In recent years, New Zealand has been facing a huge challenge – solving the ‘leaky building’ crisis, as laid out in this article.
Peter Dyer, author of Rottenomics: The Story of New Zealand’s Leaky Buildings, recently estimated the cost of fixing the problem to be $50 billion. The amount is equivalent to one-sixth of the size of the country’s economy. While the solution seems so expensive, there’s the potential for it to get bigger if it’s not addressed promptly.
Many factors that contribute to the leaky building crisis are cited in the article, but the most common ones lie in untreated timber, monolithic cladding, and a mania for Mediterranean-style architecture unsuitable for a wet climate.
Steve Alexander, a building expert, said that courts cannot provide a long-term fix. The problem is too huge, complex, and systemic.
The same can be said for many ‘leaky building’ problems in Australia, as this article demonstrates. Particularly, it’s been an ongoing issue for apartment owners in New South Wales, who have spent years fighting in court to recoup repair costs.
While it’s not possible to establish the number of apartments that are defective or leaky, figures indicate that many new buildings have some kind of problem.
In 2010, a survey of strata owners conducted by the Research Centre found that a startling 85 percent of respondents who own apartments built in 2001 claimed their buildings were defective.
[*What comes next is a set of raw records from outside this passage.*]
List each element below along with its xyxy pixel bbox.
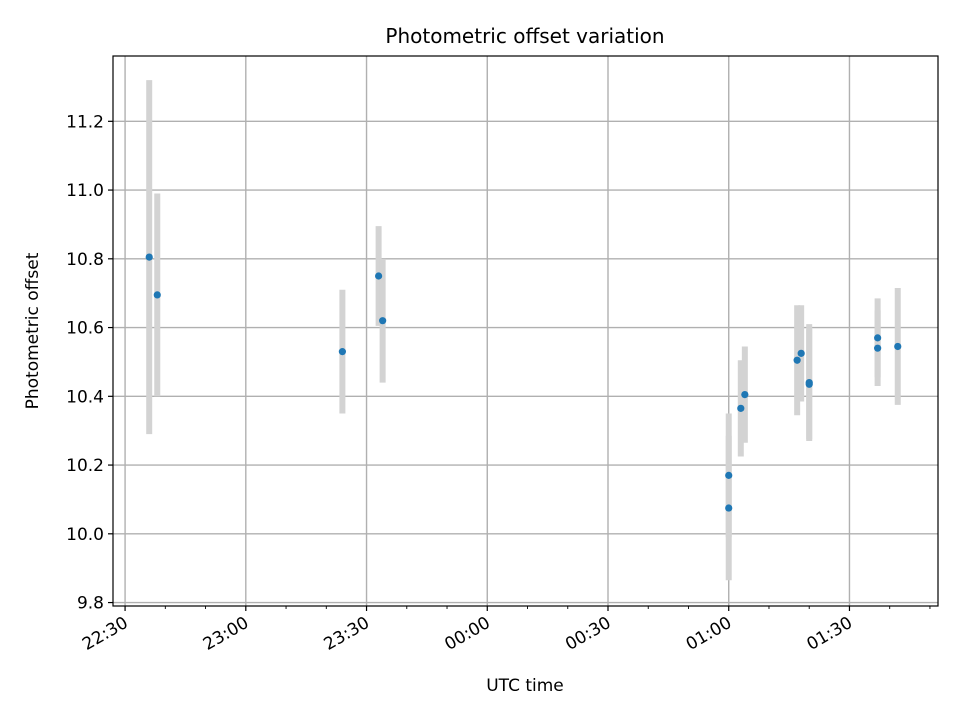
grid: [113, 56, 938, 606]
data-point: [894, 342, 902, 351]
data-point: [874, 334, 882, 342]
data-point: [797, 349, 805, 357]
chart-title: Photometric offset variation: [385, 24, 664, 48]
y-tick-label: 10.8: [66, 250, 104, 270]
y-tick-label: 10.2: [66, 456, 104, 476]
data-point: [338, 348, 346, 356]
data-point: [725, 504, 733, 512]
data-point: [375, 272, 383, 280]
data-point: [741, 390, 749, 399]
data-point: [725, 471, 733, 479]
plot-frame: [112, 55, 939, 607]
y-tick-label: 11.0: [66, 181, 104, 201]
data-point: [874, 344, 882, 352]
y-tick-label: 11.2: [66, 112, 104, 132]
data-point: [793, 356, 801, 364]
data-point: [145, 253, 153, 261]
y-tick-label: 10.4: [66, 387, 104, 407]
data-points: [145, 253, 902, 512]
data-point: [153, 291, 161, 299]
y-tick-label: 10.6: [66, 319, 104, 339]
y-tick-label: 10.0: [66, 525, 104, 545]
y-axis-label: Photometric offset: [23, 252, 43, 409]
y-tick-label: 9.8: [77, 594, 104, 614]
data-point: [805, 378, 813, 387]
data-point: [737, 404, 745, 412]
data-point: [379, 317, 387, 325]
x-axis-label: UTC time: [486, 676, 564, 696]
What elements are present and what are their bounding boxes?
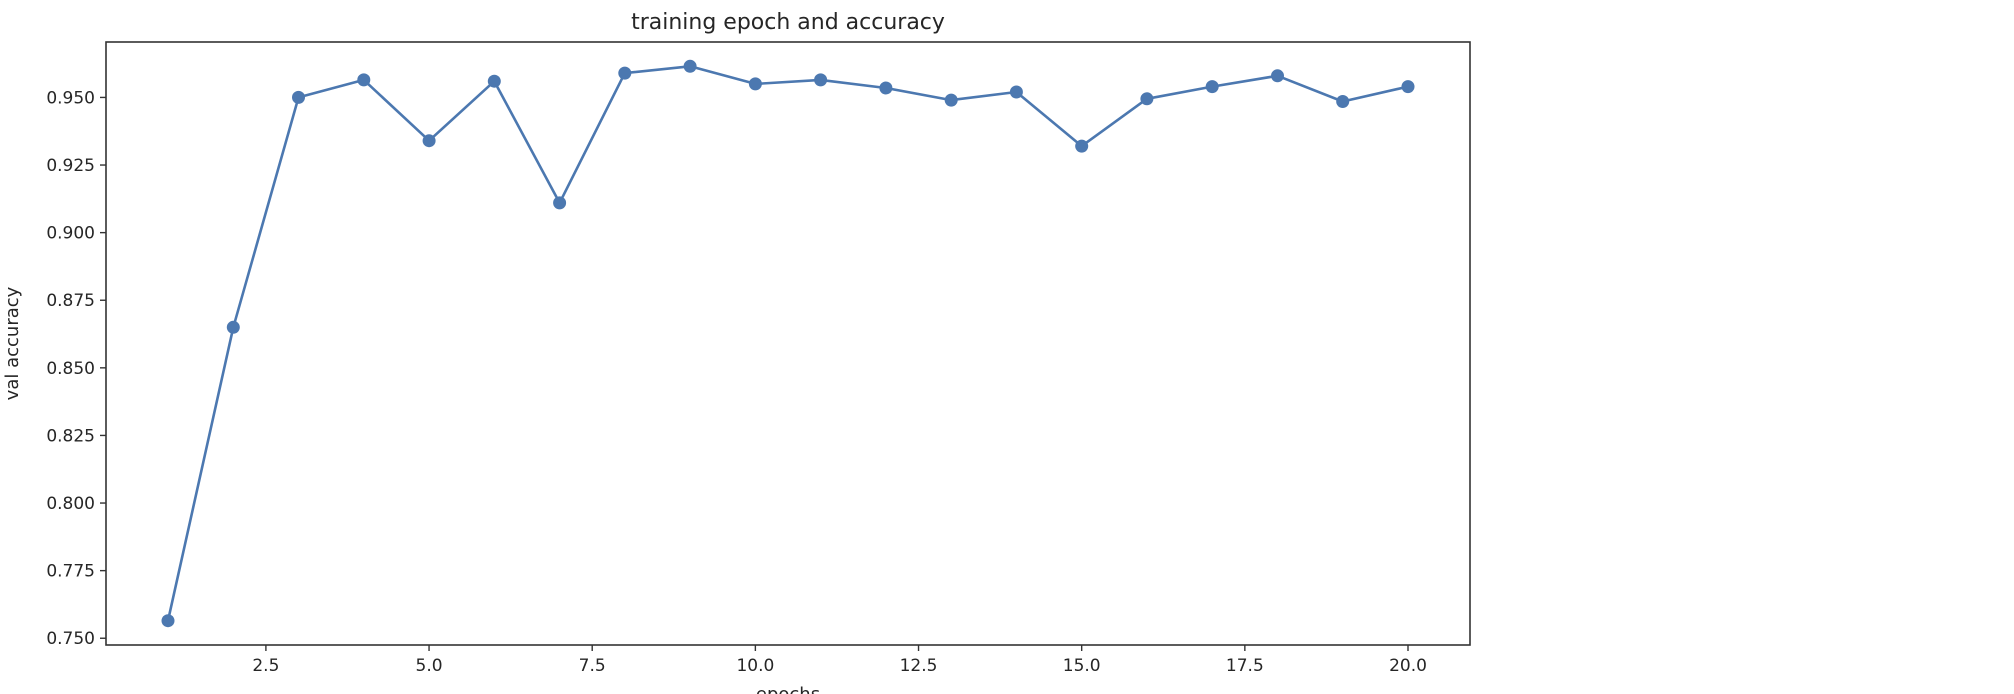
- data-point: [226, 320, 240, 334]
- data-point: [748, 77, 762, 91]
- data-point: [357, 73, 371, 87]
- data-point: [1271, 69, 1284, 83]
- x-tick-label: 5.0: [416, 656, 443, 676]
- x-axis-title: epochs: [756, 684, 820, 694]
- x-axis: 2.5 5.0 7.5 10.0 12.5 15.0 17.5 20.0: [252, 645, 1427, 676]
- data-point: [683, 59, 697, 73]
- series-points: [161, 59, 1415, 628]
- data-point: [553, 196, 567, 210]
- x-tick-label: 2.5: [252, 656, 279, 676]
- data-point: [814, 73, 828, 87]
- data-point: [1336, 95, 1350, 108]
- x-tick-label: 12.5: [900, 656, 938, 676]
- data-point: [1075, 139, 1089, 153]
- x-tick-label: 10.0: [736, 656, 774, 676]
- x-tick-label: 15.0: [1063, 656, 1101, 676]
- data-point: [487, 74, 501, 88]
- x-tick-label: 20.0: [1389, 656, 1427, 676]
- y-tick-label: 0.750: [46, 629, 95, 649]
- data-point: [422, 134, 436, 148]
- data-point: [944, 93, 958, 107]
- data-point: [161, 614, 175, 628]
- x-tick-label: 7.5: [579, 656, 606, 676]
- y-axis-title: val accuracy: [2, 286, 23, 400]
- data-point: [1401, 80, 1415, 94]
- data-point: [1009, 85, 1023, 99]
- chart-title: training epoch and accuracy: [631, 10, 945, 35]
- data-point: [1205, 80, 1219, 94]
- y-tick-label: 0.800: [46, 494, 95, 514]
- y-tick-label: 0.900: [46, 224, 95, 244]
- y-tick-label: 0.875: [46, 291, 95, 311]
- y-tick-label: 0.850: [46, 359, 95, 379]
- data-point: [292, 90, 305, 104]
- series-line: [166, 65, 1409, 621]
- y-tick-label: 0.825: [46, 426, 95, 446]
- data-point: [1140, 92, 1154, 106]
- data-point: [618, 66, 632, 80]
- y-tick-label: 0.925: [46, 156, 95, 176]
- y-axis: 0.750 0.775 0.800 0.825 0.850 0.875 0.900 0.925…: [46, 88, 106, 649]
- data-point: [879, 81, 893, 95]
- x-tick-label: 17.5: [1226, 656, 1264, 676]
- y-tick-label: 0.950: [46, 88, 95, 108]
- y-tick-label: 0.775: [46, 562, 95, 582]
- plot-frame: [105, 41, 1471, 646]
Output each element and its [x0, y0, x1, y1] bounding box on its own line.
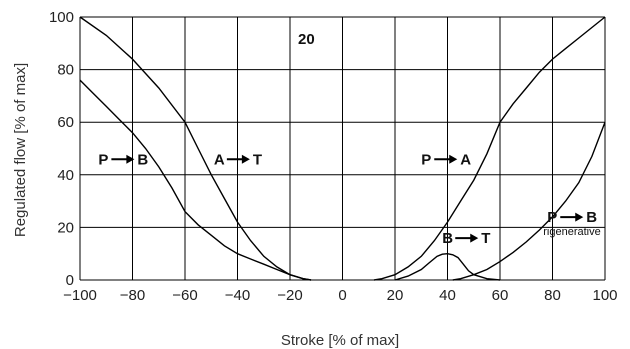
x-axis-label: Stroke [% of max]: [281, 332, 399, 349]
annotation-from: P: [421, 151, 431, 168]
x-tick-label: 0: [338, 287, 346, 304]
arrow-head: [575, 212, 584, 222]
y-axis-label: Regulated flow [% of max]: [12, 63, 29, 237]
series-line: [79, 79, 312, 281]
annotation-to: T: [253, 151, 262, 168]
arrow-head: [449, 154, 458, 164]
series-line: [373, 16, 606, 281]
y-tick-label: 0: [66, 272, 74, 289]
series-line: [394, 252, 501, 281]
y-tick-label: 80: [57, 62, 74, 79]
x-tick-label: −100: [63, 287, 97, 304]
y-tick-label: 100: [49, 9, 74, 26]
x-tick-label: 40: [439, 287, 456, 304]
x-tick-label: −40: [225, 287, 250, 304]
annotation-sub: rigenerative: [543, 226, 600, 238]
chart-title: 20: [298, 31, 315, 48]
annotation-from: B: [442, 230, 453, 247]
arrow-head: [470, 233, 479, 243]
x-tick-label: −60: [172, 287, 197, 304]
x-tick-label: −80: [120, 287, 145, 304]
grid-layer: [79, 16, 606, 281]
x-tick-label: 60: [492, 287, 509, 304]
series-line: [79, 16, 312, 281]
annotation-to: A: [460, 151, 471, 168]
annotation-to: B: [137, 151, 148, 168]
series-layer: [79, 16, 606, 281]
x-tick-label: −20: [277, 287, 302, 304]
y-tick-label: 40: [57, 167, 74, 184]
x-tick-label: 100: [592, 287, 617, 304]
annotation-to: B: [586, 209, 597, 226]
x-tick-label: 20: [387, 287, 404, 304]
arrow-head: [241, 154, 250, 164]
y-tick-label: 60: [57, 114, 74, 131]
annotation-from: P: [547, 209, 557, 226]
tick-layer: −100 −80 −60 −40 −20 0 20 40 60 80 100 0 20 40 60 80 100: [49, 9, 618, 304]
annotation-to: T: [481, 230, 490, 247]
x-tick-label: 80: [544, 287, 561, 304]
annotation-from: P: [98, 151, 108, 168]
series-line: [452, 121, 606, 281]
annotation-from: A: [214, 151, 225, 168]
arrow-head: [126, 154, 135, 164]
y-tick-label: 20: [57, 219, 74, 236]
The leaky building crisis is certainly not confined to NSW. Victorian builders have also raised their concern with regard to defective buildings, citing waterproofing as a “possible systemic issue”.
At Industry Best Construction, we’ve always emphasised the importance of solving the ‘leaky building’ crisis by focusing on preventing waterproofing issues and educating industry professionals on waterproofing best practices. If left unsolved, these defects can balloon into something sinister.